Stimmungsmache statt Haushaltsrede

Ewa Wawrzyniak-Knott

Vergangenen Montag brachte Bürgermeister Dr. Storch den Haushalt 2015/16 ein. Traditionell bietet die Rede, die formell keine Gegenrede zulässt, dem Bürgermeister die Möglichkeit Erfolge des laufenden und Planungen der nächsten Jahre zu erörtern. Was vergangen Montag im Rathaus passierte, war alles andere als traditionell. Dr. Storch erläuterte emotionslos kurz den Haushalt und verwies für weitere Fragen an seinen Kämmerer.
Keine Visionen, keine Perspektiven, keine Lust? Auch kein Wort verlor der Bürgermeister über die bemerkenswerte Einigkeit in den Bemühungen des Gemeinderates und der Verwaltung an Förderprogrammen des Landes bzw. Bundes zu partizipieren. Für einen Bürgermeister, der noch vor 22 Wochen in seinem Amt bestätigt wurde und die letzten Jahre die Geschicke Eitorfs maßgeblich geprägt hat, war das was nun folgte ein Armutszeugnis. In einer Art Wutrede bezog er Stellung zur aktuellen Flüchtlingssituation.
Dr. Storch: „Ich lehne einen weiteren Zuzug von Flüchtlingen und/oder Asylbewerbern nach Deutschland und nach Eitorf strikt ab!“ Vor den schockierten Ratsmitgliedern liess er es auch nicht aus, die anwesenden Pressevertreter zu kritisieren. Sie sollen doch  mehr über negative Vorfälle berichten, um den Riss, der seiner Meinung nach durch die Eitorfer Bevölkerung geht, zu begründen. „Das hat mit dem Haushalt zu tun, wir alle müssen das zahlen!“ oder „Die Bürger haben Angst um ihren Wohlstand!“ sind Äusserungen, die man von jemandem der das Grundgesetz verteidigen soll, zumindest hat er das bei seiner Amtseinführung nun zum dritten Mal geschworen, nicht hören darf! Er begründete seine Ausführungen mit seinem Recht auf freie Meinungsäusserung.

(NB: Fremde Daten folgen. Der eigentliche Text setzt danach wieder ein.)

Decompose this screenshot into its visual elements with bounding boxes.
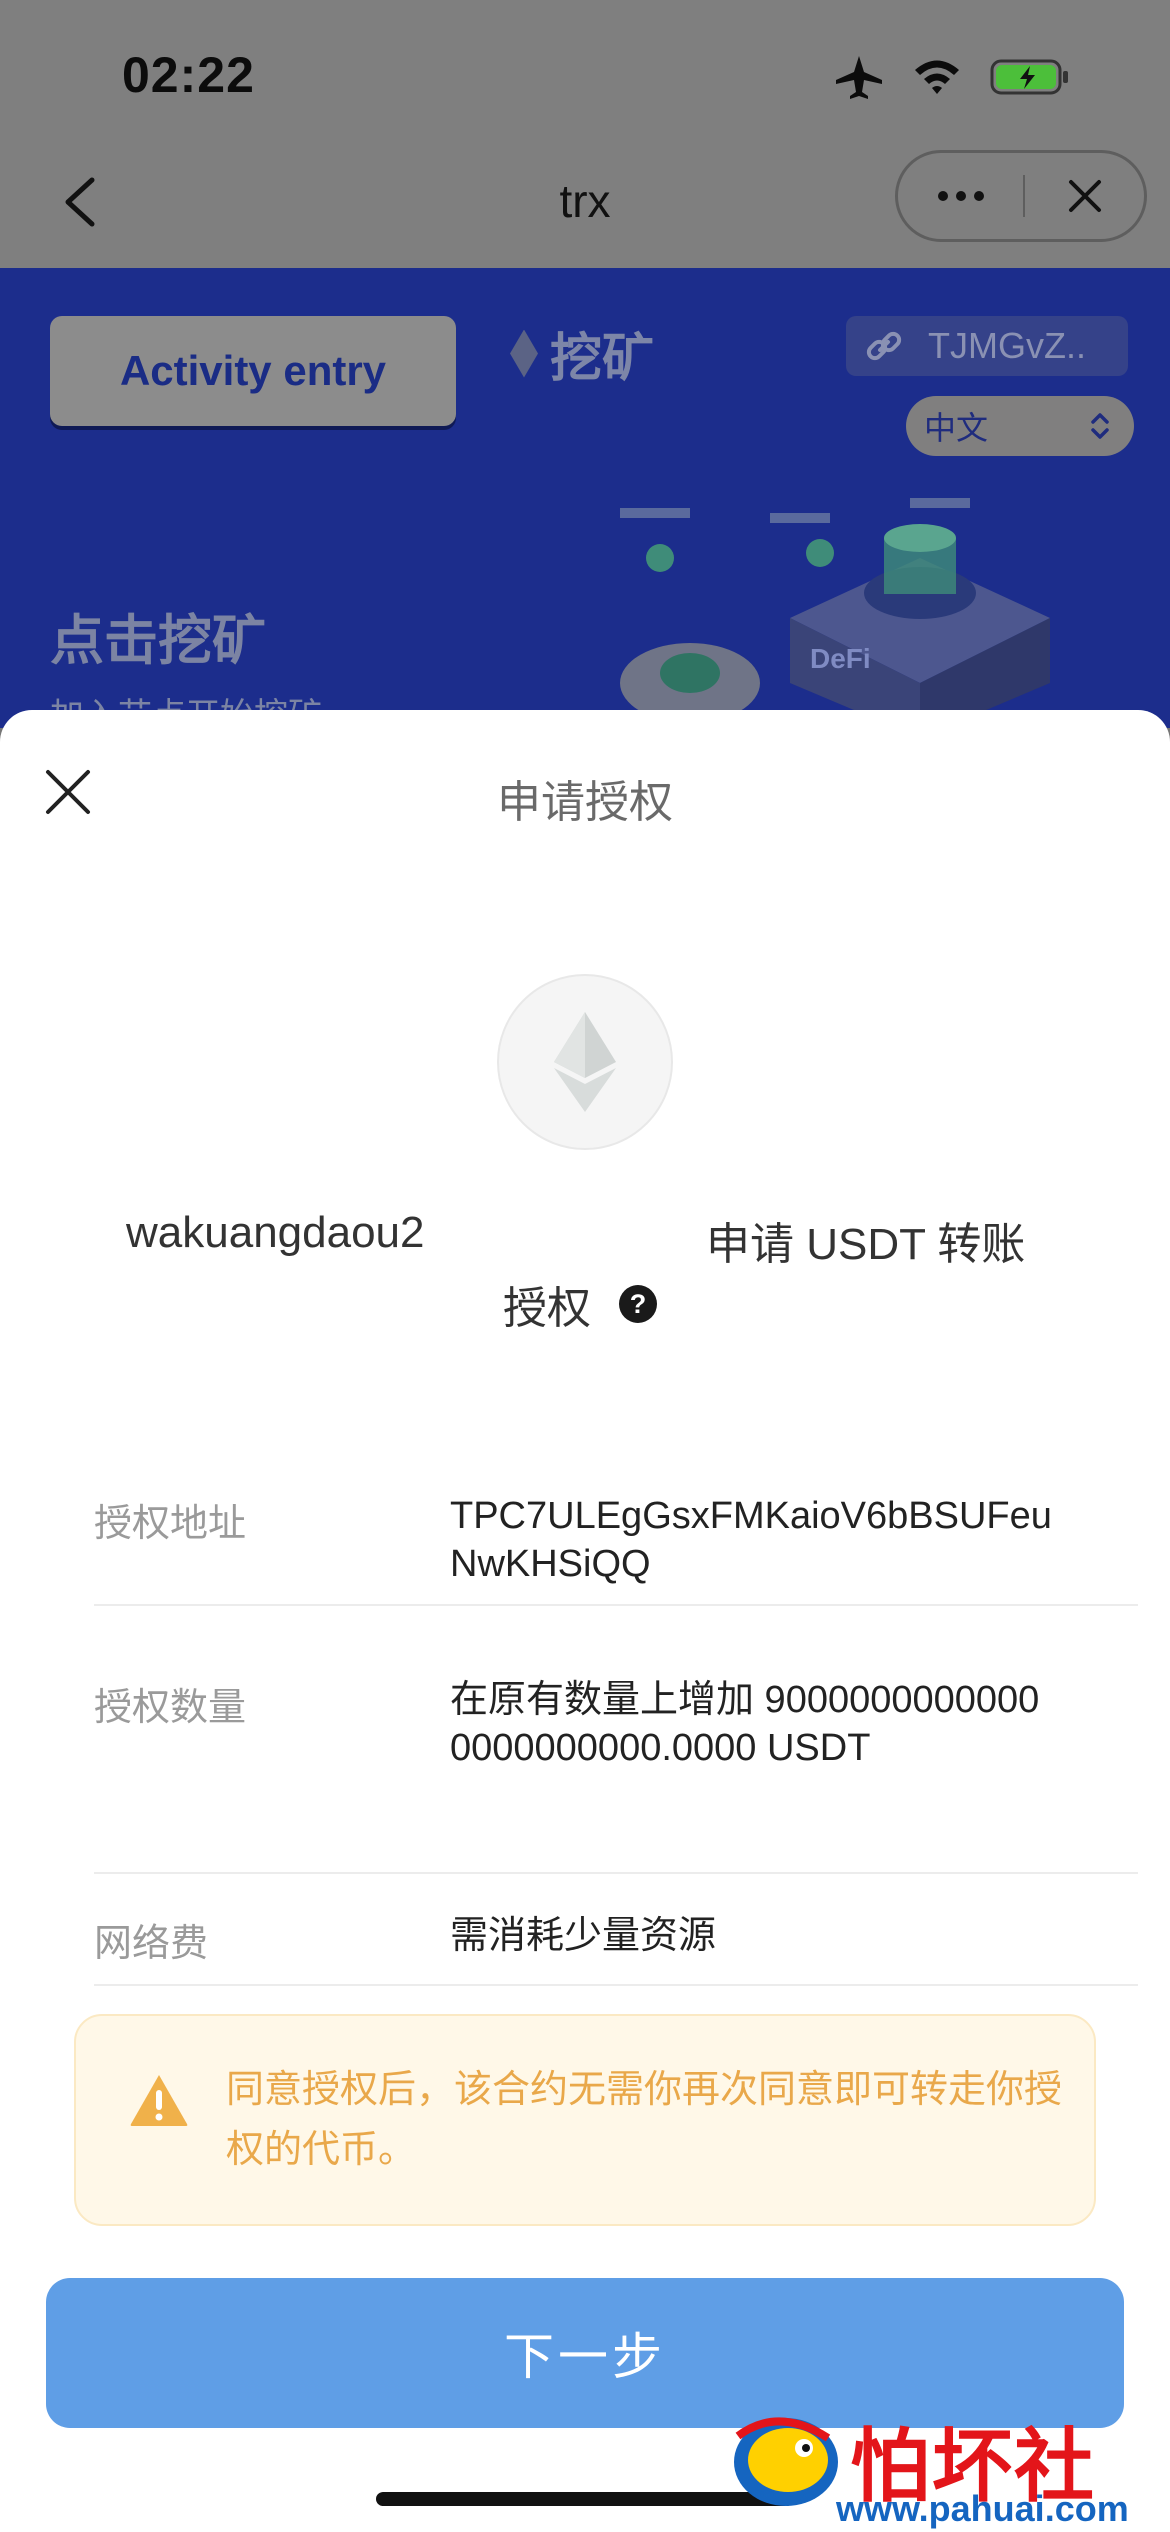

Gut besuchtes Willkommenscafé

Einen Tag zuvor waren viele Aktive der SPD in Begleitung ihres Landtagsabgeordneten Dirk Schlömer der Einladung zum Willkommens-Café nachgekommen. Im Leonardo bot sich die Möglichkeit einen Nachmittag für Gespräche mit engagierten Eitorferinnen und Eitorfern zu nutzen, aber auch um ganz konkret den Kontakt mit den Flüchtlingen zu suchen. Die Dankbarkeit über das, was sie hier in Eitorf an Menschlichkeit und Nächstenliebe erfahren haben, liessen sie mehrfach durch verschiedene Aktionen alle anwesenden Bürger klar erkennen. Solche Aktionen und Veranstaltungen sind es, die Transparenz über die Situation innerhalb der Eitorfer Bevölkerung schaffen. Die Schulen leisten jetzt schon enorm wichtige Integrationsarbeit  in ihren Klassen. Im letzten Integrationsrat war die Beschulung von Flüchtlingskindern in Eitorf ein wichtiges Thema. Der Haushaltsrede des Bürgermeisters konnte man kein Konzept für die nächsten Jahre entnehmen. Andere Kommunen im Rhein-Sieg-Kreis beschäftigen sich schon längst mit Konzepten und stellen sich dieser Herausforderung. Die anwesenden Lehrer/innen und Schulleiter/in bekräftigten im Integrationsrat ihren Willen sich dieser Herausforderung zu stellen und sie zu bewältigen. Außerdem unterstützen viele Ehrenamtliche durch Hilfe  bei der Übersetzung, um Kinder im Schulunterricht zu integrieren. Diese Schüler wurden als hochmotiviert beschrieben.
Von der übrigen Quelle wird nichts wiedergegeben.